The Problem Pete Kept Seeing
Before Field Fluid, Pete kept seeing the same thing.
Before Field Fluid, Pete kept seeing the same thing — kids playing scared, with no confidence in the infield. He knew he could relay information at a rate kids could actually digest, and get them comfortable playing defense at a high level. That gap is why Field Fluid exists.
Pete's Story
Built from the dirt up.
Pete grew up in Vacaville, California, and started playing at just two years old — T-ball, always playing up beyond his age. He played three years up from the time he was five, and suited up for Fortune baseball at ten. Baseball always came fast and easy to him.
He went on to play collegiate baseball at three levels: junior college at Santa Rosa, NAIA at Clarke University in Dubuque, Iowa (where the team was nationally ranked), and Division II at the Academy of Art before the school closed. One coach worth mentioning is Damon Neidlinger at Santa Rosa Junior College — a Hall of Fame coach, and the source of much of Pete's philosophy.
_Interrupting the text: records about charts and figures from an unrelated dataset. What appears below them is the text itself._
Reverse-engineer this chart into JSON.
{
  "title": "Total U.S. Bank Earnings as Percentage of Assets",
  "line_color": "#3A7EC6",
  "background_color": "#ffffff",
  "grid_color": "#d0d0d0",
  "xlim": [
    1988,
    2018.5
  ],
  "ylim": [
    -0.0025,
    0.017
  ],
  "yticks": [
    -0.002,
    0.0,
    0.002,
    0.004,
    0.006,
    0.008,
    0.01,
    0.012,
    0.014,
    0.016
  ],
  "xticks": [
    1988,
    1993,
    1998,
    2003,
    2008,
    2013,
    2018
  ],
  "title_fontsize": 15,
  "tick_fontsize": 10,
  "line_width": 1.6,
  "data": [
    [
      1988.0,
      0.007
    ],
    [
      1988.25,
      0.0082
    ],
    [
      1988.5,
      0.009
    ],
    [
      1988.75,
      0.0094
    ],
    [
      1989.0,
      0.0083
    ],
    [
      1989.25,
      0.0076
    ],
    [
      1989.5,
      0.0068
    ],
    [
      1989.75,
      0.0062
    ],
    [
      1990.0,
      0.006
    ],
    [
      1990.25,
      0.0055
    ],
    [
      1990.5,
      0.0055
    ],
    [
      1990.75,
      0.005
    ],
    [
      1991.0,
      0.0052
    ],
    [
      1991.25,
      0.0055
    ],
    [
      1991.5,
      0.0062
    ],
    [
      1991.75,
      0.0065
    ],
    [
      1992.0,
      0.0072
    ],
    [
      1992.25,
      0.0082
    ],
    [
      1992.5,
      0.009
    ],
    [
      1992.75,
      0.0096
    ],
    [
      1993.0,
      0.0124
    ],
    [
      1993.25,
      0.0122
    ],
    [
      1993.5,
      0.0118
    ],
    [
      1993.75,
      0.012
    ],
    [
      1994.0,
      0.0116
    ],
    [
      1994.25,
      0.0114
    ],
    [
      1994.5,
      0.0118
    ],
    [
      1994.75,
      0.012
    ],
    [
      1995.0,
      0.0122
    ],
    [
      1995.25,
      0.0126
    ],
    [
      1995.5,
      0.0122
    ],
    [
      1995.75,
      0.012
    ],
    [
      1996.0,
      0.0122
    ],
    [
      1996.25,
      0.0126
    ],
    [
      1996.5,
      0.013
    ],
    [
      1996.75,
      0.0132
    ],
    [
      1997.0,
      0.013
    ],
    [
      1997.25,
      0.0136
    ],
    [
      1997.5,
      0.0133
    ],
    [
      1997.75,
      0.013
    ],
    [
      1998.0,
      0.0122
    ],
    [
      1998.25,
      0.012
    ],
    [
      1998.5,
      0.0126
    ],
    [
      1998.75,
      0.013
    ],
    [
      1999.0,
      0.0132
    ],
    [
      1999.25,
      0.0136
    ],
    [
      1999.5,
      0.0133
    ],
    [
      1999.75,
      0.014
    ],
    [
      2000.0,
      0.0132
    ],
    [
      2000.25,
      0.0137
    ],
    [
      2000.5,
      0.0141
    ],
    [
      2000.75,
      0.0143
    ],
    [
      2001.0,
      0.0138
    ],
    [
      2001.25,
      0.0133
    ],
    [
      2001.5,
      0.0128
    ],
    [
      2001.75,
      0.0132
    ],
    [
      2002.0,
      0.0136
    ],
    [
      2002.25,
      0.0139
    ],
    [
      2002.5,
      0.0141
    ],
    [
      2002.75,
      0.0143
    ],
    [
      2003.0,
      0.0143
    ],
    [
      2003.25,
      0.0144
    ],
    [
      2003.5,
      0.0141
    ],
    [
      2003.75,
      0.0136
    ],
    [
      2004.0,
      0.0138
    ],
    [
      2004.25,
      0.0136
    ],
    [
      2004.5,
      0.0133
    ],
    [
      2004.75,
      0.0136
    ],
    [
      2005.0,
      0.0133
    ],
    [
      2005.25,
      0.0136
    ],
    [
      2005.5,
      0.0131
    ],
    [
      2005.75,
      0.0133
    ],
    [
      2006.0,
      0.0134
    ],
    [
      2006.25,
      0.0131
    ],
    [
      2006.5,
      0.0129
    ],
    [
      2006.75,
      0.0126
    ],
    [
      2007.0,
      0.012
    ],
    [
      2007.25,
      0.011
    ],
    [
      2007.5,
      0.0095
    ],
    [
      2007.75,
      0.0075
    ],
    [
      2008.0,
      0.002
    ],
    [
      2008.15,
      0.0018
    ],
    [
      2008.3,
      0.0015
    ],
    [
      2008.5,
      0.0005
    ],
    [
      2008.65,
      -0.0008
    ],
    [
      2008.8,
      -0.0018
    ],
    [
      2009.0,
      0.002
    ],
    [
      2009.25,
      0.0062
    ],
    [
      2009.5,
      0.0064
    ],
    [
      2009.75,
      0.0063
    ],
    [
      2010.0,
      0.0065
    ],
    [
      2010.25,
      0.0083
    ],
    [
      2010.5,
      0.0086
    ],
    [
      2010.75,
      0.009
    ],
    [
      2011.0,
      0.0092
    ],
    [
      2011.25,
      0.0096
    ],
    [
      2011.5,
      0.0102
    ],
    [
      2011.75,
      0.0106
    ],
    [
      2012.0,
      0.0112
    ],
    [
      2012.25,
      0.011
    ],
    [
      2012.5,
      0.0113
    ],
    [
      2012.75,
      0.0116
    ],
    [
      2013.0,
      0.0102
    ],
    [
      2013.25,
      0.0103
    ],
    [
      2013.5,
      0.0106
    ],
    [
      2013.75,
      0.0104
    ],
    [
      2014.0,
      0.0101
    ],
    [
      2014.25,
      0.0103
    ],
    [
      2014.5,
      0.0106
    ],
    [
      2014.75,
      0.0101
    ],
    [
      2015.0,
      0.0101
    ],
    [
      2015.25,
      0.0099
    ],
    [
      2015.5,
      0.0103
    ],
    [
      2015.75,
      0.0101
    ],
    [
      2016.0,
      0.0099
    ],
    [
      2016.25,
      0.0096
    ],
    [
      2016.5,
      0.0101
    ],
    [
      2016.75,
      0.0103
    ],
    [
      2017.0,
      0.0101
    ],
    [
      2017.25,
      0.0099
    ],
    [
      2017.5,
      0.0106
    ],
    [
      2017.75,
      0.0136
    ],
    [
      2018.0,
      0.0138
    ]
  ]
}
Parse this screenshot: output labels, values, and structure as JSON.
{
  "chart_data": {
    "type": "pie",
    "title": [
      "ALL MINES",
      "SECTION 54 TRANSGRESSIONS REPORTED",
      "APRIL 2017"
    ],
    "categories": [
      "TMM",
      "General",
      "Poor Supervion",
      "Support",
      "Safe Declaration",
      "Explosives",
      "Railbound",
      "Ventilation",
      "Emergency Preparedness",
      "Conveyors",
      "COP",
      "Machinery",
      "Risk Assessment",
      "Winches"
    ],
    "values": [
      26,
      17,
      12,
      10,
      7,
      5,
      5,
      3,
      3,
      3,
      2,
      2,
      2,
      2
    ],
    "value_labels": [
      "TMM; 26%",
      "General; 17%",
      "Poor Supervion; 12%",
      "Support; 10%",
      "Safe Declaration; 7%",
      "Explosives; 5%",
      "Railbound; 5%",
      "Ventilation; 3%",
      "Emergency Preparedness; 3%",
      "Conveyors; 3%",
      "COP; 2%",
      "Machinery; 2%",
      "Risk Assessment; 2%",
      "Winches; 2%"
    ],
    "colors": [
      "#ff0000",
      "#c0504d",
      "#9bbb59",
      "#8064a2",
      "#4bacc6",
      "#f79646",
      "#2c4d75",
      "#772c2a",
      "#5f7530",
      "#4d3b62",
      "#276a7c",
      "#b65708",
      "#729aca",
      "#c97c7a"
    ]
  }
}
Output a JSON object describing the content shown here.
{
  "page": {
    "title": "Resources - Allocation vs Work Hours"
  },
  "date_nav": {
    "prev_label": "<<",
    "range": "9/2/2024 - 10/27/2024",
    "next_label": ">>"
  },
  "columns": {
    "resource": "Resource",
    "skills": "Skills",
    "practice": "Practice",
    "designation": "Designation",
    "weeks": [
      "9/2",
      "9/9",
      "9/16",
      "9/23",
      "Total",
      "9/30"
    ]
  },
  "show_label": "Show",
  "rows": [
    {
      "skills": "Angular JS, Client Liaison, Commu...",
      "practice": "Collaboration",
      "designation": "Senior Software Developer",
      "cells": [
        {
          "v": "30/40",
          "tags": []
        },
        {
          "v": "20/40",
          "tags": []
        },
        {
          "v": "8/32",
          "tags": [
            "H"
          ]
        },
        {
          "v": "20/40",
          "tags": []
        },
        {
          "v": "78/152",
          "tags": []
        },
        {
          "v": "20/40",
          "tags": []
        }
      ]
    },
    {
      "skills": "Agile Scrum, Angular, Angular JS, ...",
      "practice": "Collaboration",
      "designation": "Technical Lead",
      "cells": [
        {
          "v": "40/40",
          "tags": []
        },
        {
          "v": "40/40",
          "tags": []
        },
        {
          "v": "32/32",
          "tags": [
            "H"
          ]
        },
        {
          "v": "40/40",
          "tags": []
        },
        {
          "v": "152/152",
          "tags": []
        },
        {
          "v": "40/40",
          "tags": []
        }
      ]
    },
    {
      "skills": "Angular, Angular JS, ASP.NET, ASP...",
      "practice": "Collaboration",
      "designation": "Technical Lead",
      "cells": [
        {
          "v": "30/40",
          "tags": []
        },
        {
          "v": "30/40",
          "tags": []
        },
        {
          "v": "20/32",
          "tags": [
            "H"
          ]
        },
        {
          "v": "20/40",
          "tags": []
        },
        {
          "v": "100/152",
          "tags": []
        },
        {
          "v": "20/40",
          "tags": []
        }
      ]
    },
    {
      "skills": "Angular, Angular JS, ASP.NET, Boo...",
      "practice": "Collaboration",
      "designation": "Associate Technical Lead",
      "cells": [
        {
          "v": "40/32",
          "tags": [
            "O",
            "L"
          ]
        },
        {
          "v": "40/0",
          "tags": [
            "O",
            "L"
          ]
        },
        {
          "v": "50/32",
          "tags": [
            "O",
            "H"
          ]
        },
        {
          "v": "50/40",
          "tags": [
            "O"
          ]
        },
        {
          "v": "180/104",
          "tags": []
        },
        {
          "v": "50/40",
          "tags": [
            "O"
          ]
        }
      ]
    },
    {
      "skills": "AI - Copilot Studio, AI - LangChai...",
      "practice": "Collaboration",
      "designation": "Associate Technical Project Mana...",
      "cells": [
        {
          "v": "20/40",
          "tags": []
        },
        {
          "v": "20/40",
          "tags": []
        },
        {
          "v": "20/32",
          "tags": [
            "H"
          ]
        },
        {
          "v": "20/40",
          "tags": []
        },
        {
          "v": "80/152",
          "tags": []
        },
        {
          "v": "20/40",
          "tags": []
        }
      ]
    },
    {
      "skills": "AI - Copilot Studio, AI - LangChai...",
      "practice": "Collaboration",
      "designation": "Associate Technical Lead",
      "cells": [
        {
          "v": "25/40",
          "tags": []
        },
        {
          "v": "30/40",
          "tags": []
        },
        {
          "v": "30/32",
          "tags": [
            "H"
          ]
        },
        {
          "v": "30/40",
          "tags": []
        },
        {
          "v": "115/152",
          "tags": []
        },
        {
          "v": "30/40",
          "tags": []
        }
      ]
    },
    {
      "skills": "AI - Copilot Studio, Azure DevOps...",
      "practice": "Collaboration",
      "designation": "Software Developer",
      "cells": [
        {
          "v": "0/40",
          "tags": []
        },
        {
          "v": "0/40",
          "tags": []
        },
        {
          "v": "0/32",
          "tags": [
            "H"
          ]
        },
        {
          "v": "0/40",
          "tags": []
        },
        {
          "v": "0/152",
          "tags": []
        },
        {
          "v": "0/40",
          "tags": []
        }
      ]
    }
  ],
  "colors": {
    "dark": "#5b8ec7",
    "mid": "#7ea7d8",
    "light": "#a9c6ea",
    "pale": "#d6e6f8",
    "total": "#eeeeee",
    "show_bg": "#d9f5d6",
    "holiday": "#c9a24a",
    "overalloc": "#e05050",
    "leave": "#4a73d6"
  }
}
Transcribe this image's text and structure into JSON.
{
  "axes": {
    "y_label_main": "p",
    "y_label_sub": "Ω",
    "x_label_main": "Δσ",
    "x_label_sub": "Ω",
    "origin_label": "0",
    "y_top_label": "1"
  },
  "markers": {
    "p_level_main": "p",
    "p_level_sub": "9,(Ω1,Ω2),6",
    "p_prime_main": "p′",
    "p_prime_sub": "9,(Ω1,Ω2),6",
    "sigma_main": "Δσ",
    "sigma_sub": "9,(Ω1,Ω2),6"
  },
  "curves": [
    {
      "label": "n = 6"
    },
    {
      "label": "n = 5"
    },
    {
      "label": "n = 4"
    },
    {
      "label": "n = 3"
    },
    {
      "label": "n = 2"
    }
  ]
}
Pete has been coaching for three years. He coached at the college level at Santa Rosa, then helped run a facility in Pueblo, Colorado, where he honed his philosophy and coaching style. He has coached athletes from age six all the way up to the professional level, and has been running PT3 Fundamentals and Field Fluid Academy for about two years.
Coaching Philosophy
Three beliefs that shape every rep.
"Coach the person, and the rest figures itself out."
Make them believe in themselves and want more for themselves, and they'll become the ballplayer you knew they could be.
"Infield isn't four separate skills. It's one rhythm."
Athletes plateau when they're trained in pieces. The four pillars only work when connected.
"Confidence on game day is built in practice — one deliberate rep at a time."
Game-ready athletes are built through intentional reps and the right framework.
A Moment Pete's Proudest Of
The kid who made JV.
One of Pete's athletes is neurodivergent, on the autism spectrum. After four months of training together, he made his high school JV team. When the athlete and his mom shared the news, it was one of Pete's proudest moments as a coach — because he knew how badly the kid wanted it, and how hard they'd both worked to get there.